Dr Lamiece HassanDr Hassan was selected as an HDR UK Fellow to support and build her expertise in health data science. Based at the University of Manchester, she leads digital health research across a range of health informatics projects. Dr Hassan’s HDR UK funded project will test new ways of applying natural language processing methods to analyse social media data to assess public opinion on health and care using a mixed methods approach.

 

“The Fellowship has been a brilliant opportunity for me to change track in my career; it’s opened doors and is providing me with skills and training needed to navigate technical and ethical challenges to further my research into patient experience,” said Dr Hassan.

How is the HDR UK fellowship supporting you to be a future leader?

This three-year fellowship is giving me the time, training, and networks to develop my health data science skills and collaborate with world-leading experts to bring new methods to my work. In particular, this includes techniques for analysing social media data about experiences and opinions relevant to healthcare, data analysis and digital technologies.

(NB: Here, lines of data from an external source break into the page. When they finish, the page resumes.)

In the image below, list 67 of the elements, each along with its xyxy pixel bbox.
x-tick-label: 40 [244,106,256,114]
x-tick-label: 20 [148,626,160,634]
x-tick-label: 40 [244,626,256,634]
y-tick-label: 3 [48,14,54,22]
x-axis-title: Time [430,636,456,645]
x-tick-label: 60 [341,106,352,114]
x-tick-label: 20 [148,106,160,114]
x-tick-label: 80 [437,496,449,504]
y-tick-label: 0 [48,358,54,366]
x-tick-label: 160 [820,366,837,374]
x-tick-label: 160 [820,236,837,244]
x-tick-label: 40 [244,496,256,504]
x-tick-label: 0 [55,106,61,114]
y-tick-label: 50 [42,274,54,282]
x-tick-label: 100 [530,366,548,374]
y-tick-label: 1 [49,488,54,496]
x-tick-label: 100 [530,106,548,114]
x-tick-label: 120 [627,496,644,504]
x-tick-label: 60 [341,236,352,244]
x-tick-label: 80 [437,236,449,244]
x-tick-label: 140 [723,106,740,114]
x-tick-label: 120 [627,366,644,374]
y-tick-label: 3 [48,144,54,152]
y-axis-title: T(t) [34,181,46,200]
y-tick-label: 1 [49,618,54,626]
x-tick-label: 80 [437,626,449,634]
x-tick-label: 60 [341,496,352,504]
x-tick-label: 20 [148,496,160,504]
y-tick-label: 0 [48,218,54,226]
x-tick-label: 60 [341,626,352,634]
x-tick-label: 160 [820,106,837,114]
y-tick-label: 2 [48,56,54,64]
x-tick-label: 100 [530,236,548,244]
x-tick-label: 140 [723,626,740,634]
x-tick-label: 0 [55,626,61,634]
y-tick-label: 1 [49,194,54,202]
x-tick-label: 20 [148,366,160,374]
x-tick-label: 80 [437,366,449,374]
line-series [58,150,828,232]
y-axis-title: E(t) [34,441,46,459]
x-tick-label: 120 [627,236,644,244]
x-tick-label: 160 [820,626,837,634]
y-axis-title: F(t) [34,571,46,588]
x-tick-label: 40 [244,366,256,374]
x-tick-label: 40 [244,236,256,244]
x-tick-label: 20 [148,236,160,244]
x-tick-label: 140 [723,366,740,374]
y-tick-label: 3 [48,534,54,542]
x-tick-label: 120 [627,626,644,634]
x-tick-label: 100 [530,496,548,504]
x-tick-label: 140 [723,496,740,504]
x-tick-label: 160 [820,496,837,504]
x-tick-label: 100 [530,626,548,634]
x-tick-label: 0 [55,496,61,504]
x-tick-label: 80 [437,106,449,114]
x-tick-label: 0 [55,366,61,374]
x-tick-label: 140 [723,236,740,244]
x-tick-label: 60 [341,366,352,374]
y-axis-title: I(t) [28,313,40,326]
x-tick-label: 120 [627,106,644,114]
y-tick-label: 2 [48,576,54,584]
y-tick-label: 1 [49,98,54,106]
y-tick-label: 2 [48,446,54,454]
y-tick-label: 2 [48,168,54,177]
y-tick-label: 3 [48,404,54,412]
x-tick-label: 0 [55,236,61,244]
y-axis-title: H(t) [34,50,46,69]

My current projects aim to find better ways of channelling patient opinions and experiences to shape health services for the benefit of patients. I’ll be investigating what kinds of insights can be picked up from online words, text and conversations posted publicly on social media platforms.

How will you go about this?

I’m looking to learn and trial a technique called Natural Language Processing (NLP) to analyse naturally occurring conversations, particularly on social media. It’s a way of harnessing patient experience in a different way by deriving meaning from text. Often a patient may have an adverse reaction to a drug or be unhappy with a health service, but whilst they may not tell their doctor, they may write about it on Twitter or Facebook.

One area that interests me is understanding the public’s perception of the NHS working with commercial companies, such as a pharmaceutical or software company. If you can understand the public’s concerns you can look to address them and set standards for working in trustworthy ways.

The plan is to use NLP alongside more traditional ways of understanding patient opinions and experience, to spot any pitfalls or limitations, and find ways that these insights might shape future care, policy and services.

How else do you gain insights?

I am also interested in the free text found in notes, letters and reports within medical records as a way of providing a richer narrative to patient experience. Analysing free text comes with a host of challenges as it can contain sensitive and personal data that may need to be removed, so there are ethical, confidential and security issues to contend with. This is where my public engagement background comes in and I am collaborating with other researchers to better understand the public’s views on this.

What impact has your research had?

Recently, Dr Elizabeth Ford of Brighton and Sussex Medical School invited me to help run a Citizens Jury: a deep dive into public opinion on whether it’s acceptable to use free text in medical records for research. At first people didn’t necessarily know what their medical record looked like, never mind the difference between structured and unstructured data. After understanding the process, and considering the pros and cons of access, everyone fairly or strongly supported access to the data provided the right safeguards were in place. Our next step is to finalise a series of recommendations for the governance of free text research in future, that will hopefully influence researchers and data custodians.